CRITICAL FRIENDS – interdisziplinäre Perspektiven
In einer Ära, die von kontinuierlichen Herausforderungen im ökologischen, ökonomischen und sozialen Gefüge geprägt ist, scheint die Krise zur Norm geworden zu sein. Der Klimawandel bedroht nicht nur unsere Lebensgrundlage, sondern auch die Artenvielfalt und das ökologische Gleichgewicht. Gleichzeitig führen Armut und die Ausbeutung des globalen Südens zu Migrationsströmen und dem wirtschaftlichen Niedergang ganzer Regionen. Die Bewältigung dieser komplexen Probleme erfordert einen umfassenden Ansatz, und eine vielversprechende Initiative, die sich diesem Wandel widmet, ist die gemeinnützige GmbH „CRITICAL FRIENDS“.

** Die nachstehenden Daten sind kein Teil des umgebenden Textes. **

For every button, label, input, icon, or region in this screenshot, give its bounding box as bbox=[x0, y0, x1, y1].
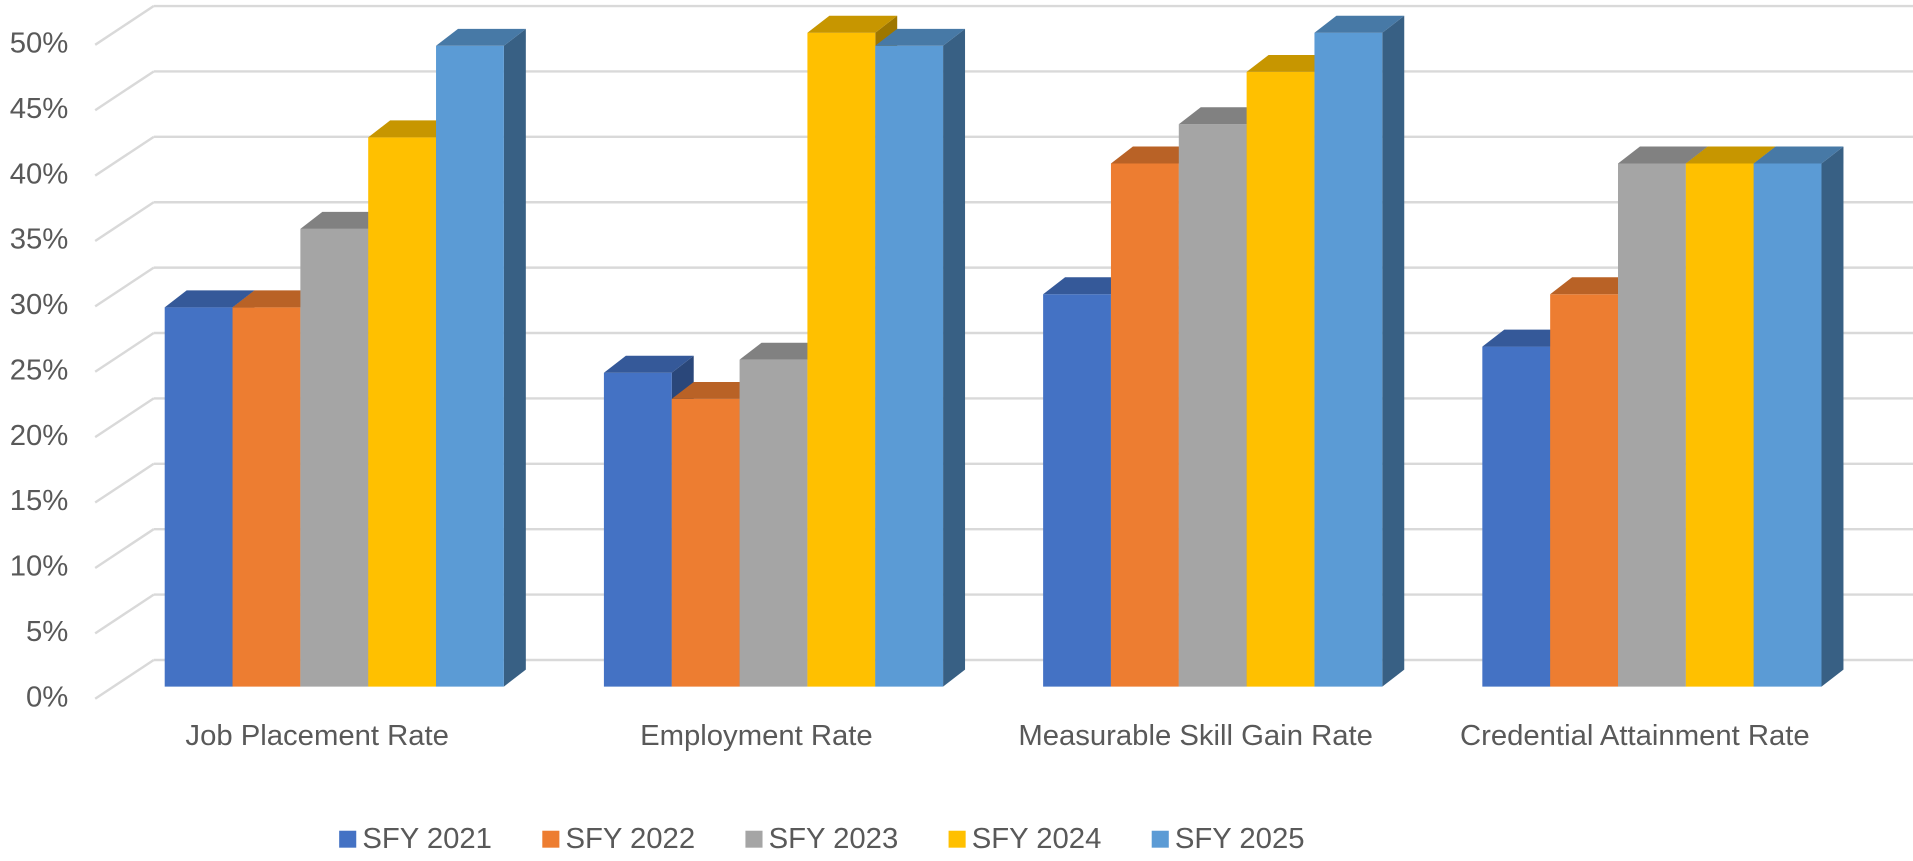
legend-swatch bbox=[339, 830, 357, 848]
bar-top bbox=[436, 28, 526, 46]
y-tick-label: 50% bbox=[10, 28, 69, 60]
x-tick-label: Credential Attainment Rate bbox=[1460, 720, 1810, 752]
bar-top bbox=[1110, 146, 1201, 164]
y-tick-label: 10% bbox=[10, 551, 69, 583]
bar-front bbox=[1753, 163, 1822, 687]
bar-top bbox=[603, 355, 694, 373]
bar-top bbox=[1314, 15, 1405, 33]
grid-line-side bbox=[94, 70, 155, 112]
bar-front bbox=[1043, 294, 1111, 687]
bar-top bbox=[875, 28, 966, 46]
x-tick-label: Measurable Skill Gain Rate bbox=[1018, 720, 1373, 752]
bar-top bbox=[232, 290, 323, 308]
grid-line-side bbox=[94, 462, 155, 504]
bar-front bbox=[603, 372, 672, 687]
grid-line-side bbox=[94, 397, 155, 439]
bar-top bbox=[164, 290, 255, 308]
y-tick-label: 20% bbox=[10, 420, 69, 452]
y-tick-label: 5% bbox=[26, 616, 68, 648]
bar bbox=[1753, 146, 1844, 687]
legend-swatch bbox=[1151, 830, 1169, 848]
bar-top bbox=[807, 15, 898, 33]
bar-front bbox=[1550, 294, 1618, 687]
x-tick-label: Employment Rate bbox=[640, 720, 873, 752]
bar-front bbox=[671, 398, 740, 687]
grid-line-side bbox=[94, 528, 155, 569]
grid-line-side bbox=[94, 5, 155, 46]
bar bbox=[875, 28, 966, 687]
y-tick-label: 45% bbox=[10, 93, 69, 125]
legend-label: SFY 2021 bbox=[362, 823, 492, 855]
bar-top bbox=[1246, 54, 1337, 72]
bar-top bbox=[1617, 146, 1708, 164]
bar-front bbox=[875, 45, 944, 687]
bar-top bbox=[1550, 277, 1640, 295]
bar-top bbox=[1685, 146, 1776, 164]
bar-front bbox=[807, 32, 876, 687]
bar-front bbox=[368, 137, 437, 687]
y-tick-label: 30% bbox=[10, 289, 69, 321]
bar-side bbox=[943, 28, 966, 687]
grid-line-side bbox=[94, 593, 155, 635]
bar-front bbox=[1685, 163, 1754, 687]
legend-swatch bbox=[542, 830, 560, 848]
bar-top bbox=[739, 342, 830, 360]
legend-label: SFY 2023 bbox=[769, 823, 899, 855]
bar-front bbox=[739, 359, 808, 687]
bar-front bbox=[436, 45, 504, 687]
grid-line-side bbox=[94, 201, 155, 242]
bar-front bbox=[1178, 124, 1247, 687]
bar-front bbox=[1482, 346, 1551, 687]
bar-front bbox=[300, 228, 369, 687]
x-tick-label: Job Placement Rate bbox=[185, 720, 449, 752]
bar-side bbox=[1821, 146, 1844, 687]
y-tick-label: 40% bbox=[10, 158, 69, 190]
legend-swatch bbox=[745, 830, 763, 848]
bar-top bbox=[1753, 146, 1844, 164]
bar bbox=[1314, 15, 1405, 687]
y-tick-label: 0% bbox=[26, 681, 68, 713]
bar-front bbox=[1314, 32, 1383, 687]
bar-front bbox=[164, 307, 233, 687]
bar bbox=[436, 28, 526, 687]
y-tick-label: 15% bbox=[10, 485, 69, 517]
grid-line-side bbox=[94, 658, 155, 700]
grid-line-side bbox=[94, 266, 155, 308]
bar-top bbox=[1178, 107, 1269, 125]
grid-line-side bbox=[94, 332, 155, 373]
y-tick-label: 25% bbox=[10, 355, 69, 387]
legend-swatch bbox=[948, 830, 966, 848]
legend-label: SFY 2025 bbox=[1175, 823, 1305, 855]
legend-label: SFY 2024 bbox=[972, 823, 1102, 855]
bar-top bbox=[1482, 329, 1573, 347]
bar-top bbox=[368, 120, 458, 138]
bar-top bbox=[1043, 277, 1133, 295]
bar-front bbox=[1246, 71, 1315, 687]
grid-line-side bbox=[94, 135, 155, 177]
bar-side bbox=[503, 28, 526, 687]
bar-front bbox=[1110, 163, 1179, 687]
bar-side bbox=[1382, 15, 1405, 687]
bar-front bbox=[1617, 163, 1686, 687]
bar-top bbox=[671, 381, 762, 399]
bar-top bbox=[300, 211, 391, 229]
bar-front bbox=[232, 307, 301, 687]
legend-label: SFY 2022 bbox=[565, 823, 695, 855]
y-tick-label: 35% bbox=[10, 224, 69, 256]
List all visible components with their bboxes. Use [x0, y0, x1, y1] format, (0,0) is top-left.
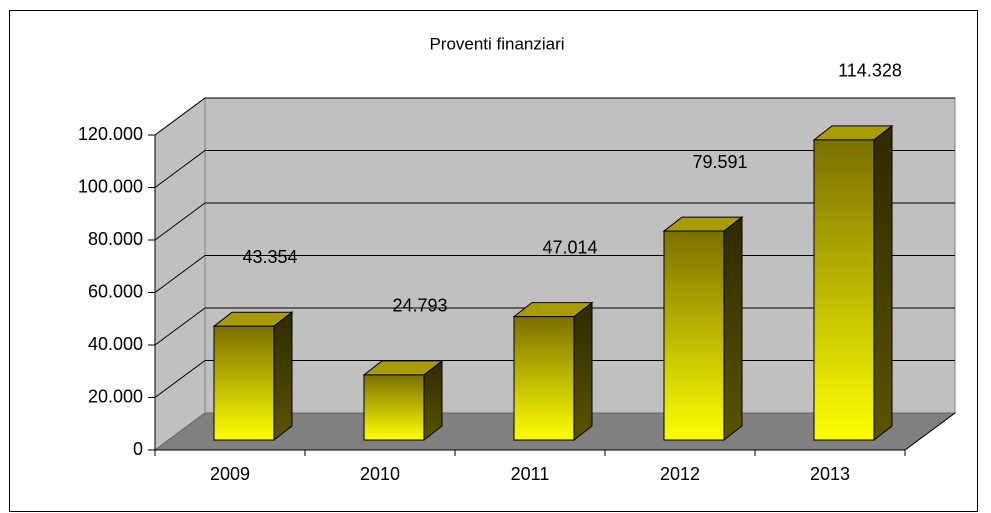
bar-side	[723, 216, 743, 442]
bar-side	[573, 301, 593, 442]
chart-title: Proventi finanziari	[429, 34, 564, 53]
y-tick-label: 0	[133, 439, 143, 459]
y-tick-label: 100.000	[78, 176, 143, 196]
x-tick-label: 2009	[210, 464, 250, 484]
grid-line	[154, 255, 206, 293]
x-tick-label: 2011	[511, 464, 550, 484]
bar	[513, 316, 575, 441]
bar	[213, 325, 275, 441]
value-label: 24.793	[392, 296, 447, 316]
bar	[363, 374, 425, 441]
x-tick-label: 2013	[810, 464, 850, 484]
y-tick-label: 20.000	[88, 386, 143, 406]
grid-line	[154, 97, 206, 136]
x-tick-label: 2012	[660, 464, 700, 484]
grid-line	[154, 150, 206, 188]
value-label: 79.591	[692, 152, 747, 172]
value-label: 114.328	[838, 61, 902, 81]
grid-line	[154, 360, 206, 398]
y-tick-label: 120.000	[78, 124, 143, 144]
x-tick-label: 2010	[360, 464, 400, 484]
y-tick-label: 40.000	[88, 334, 143, 354]
value-label: 47.014	[542, 237, 597, 257]
bar	[813, 139, 875, 441]
floor-edge	[904, 412, 956, 451]
grid-line	[154, 202, 206, 241]
bar-side	[873, 124, 893, 442]
bar-side	[273, 311, 293, 442]
grid-line	[154, 307, 206, 346]
bar	[663, 230, 725, 441]
value-label: 43.354	[242, 247, 297, 267]
y-tick-label: 80.000	[88, 229, 143, 249]
y-tick-label: 60.000	[88, 281, 143, 301]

Im Gespräch mit Susanne Schöb erläutern wir, warum junge Menschen als Schlüsselakteur*innen für diese Transformation betrachtet werden, was genau unter dem Begriff „Beautiful Economy“ zu verstehen ist und welche relevanten Inhalte in der CRITICAL FRIENDS Akademie vermittelt werden.
Liebe Su, Du bist eine der Mitbegründerinnen von CRITICAL FRIENDS. Was waren die Beweggründe für die Gründung Eurer gemeinnützigen GmbH und wer sind Deine Mitstreiter*innen?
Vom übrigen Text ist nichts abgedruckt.